Kaboul se trouve à 300 kilomètres de la frontière pakistanaise. C'est la capitale de l'Afghanistan. Ce n'est même pas une zone frontalière. L'Alliance du nord est constituée d'Afghans. Pas de Russes, d'Iraniens ou d'autres, non : d'Afghans exclusivement. Alors de quel droit le général Musharraf se permet-il de dire qu'il ne veut pas voir l'Alliance du nord à Kaboul ?

tf1.fr — Selon vous, le Pakistan est soucieux de maintenir une prédominance pachtoune dans un futur gouvernement afghan et de conserver un pouvoir après la chute des taliban. Comment peut-il s'y prendre ?

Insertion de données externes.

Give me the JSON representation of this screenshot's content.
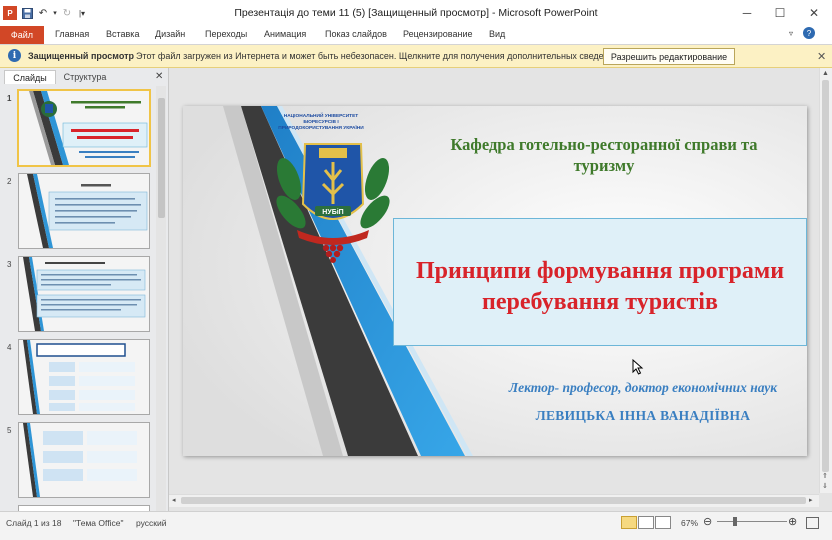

M.M. — Selon nos informations, le Pakistan a fait plusieurs propositions aux Etats-Unis. En premier, Islamabad s'était engagé à dénicher des taliban modérés, en contrepartie de quoi l'Occident aurait passé l'éponge sur les errements passés. Cette proposition, à ce que je sache, a été unanimement rejetée. Un autre projet consistait à mettre sur pied un gouvernement afghan à base élargie, comprenant tous les mouvements politiques actifs. Bien entendu, comme d'habitude, l'Alliance du nord n'aurait récolté qu'un coin de table et les Pachtounes auraient été largement majoritaires ! Même Tony Blair, en visite à Islamabad, a affirmé que le futur gouvernement afghan devait être dominé par les Pachtounes.

"Dans les agences de presse comme dans les chancelleries occidentales, il est unanimement affirmé qu'en Afghanistan, il existe une ethnie majoritaire, les Pachtounes, et des ethnies minoritaires. Ce n'est pas notre façon de voir notre pays."

Or, pour nous, la question ethnique est un faux problème. Dans les agences de presse comme dans les chancelleries occidentales, il est unanimement affirmé qu'en Afghanistan, il existe une ethnie majoritaire, les Pachtounes, et des ethnies minoritaires. Ce n'est pas notre façon de voir notre pays. Nous considérons qu'il existe en Afghanistan des groupes ethniques principaux : Pachtounes, Tadjiks, Hazaras et Ouzbeks. Et d'autres groupes minoritaires : Nouristanis, Baloutches, etc. De plus, les Pachtounes ne sont pas tous taliban. Il existe des mouvances qui sont nos alliées, d'autres qui soutiennent le roi Zaher Shah. Le groupe ethnique pachtoune lui-même est divisé, entre les tribus Durrani d'une part, dont est issu le roi, qui représentent 10 à 15% et qui se sentent beaucoup plus proches des autres ethnies, et les Ghilzai d'autre part, dont est issu le mollah Omar et la plupart des dignitaires taliban.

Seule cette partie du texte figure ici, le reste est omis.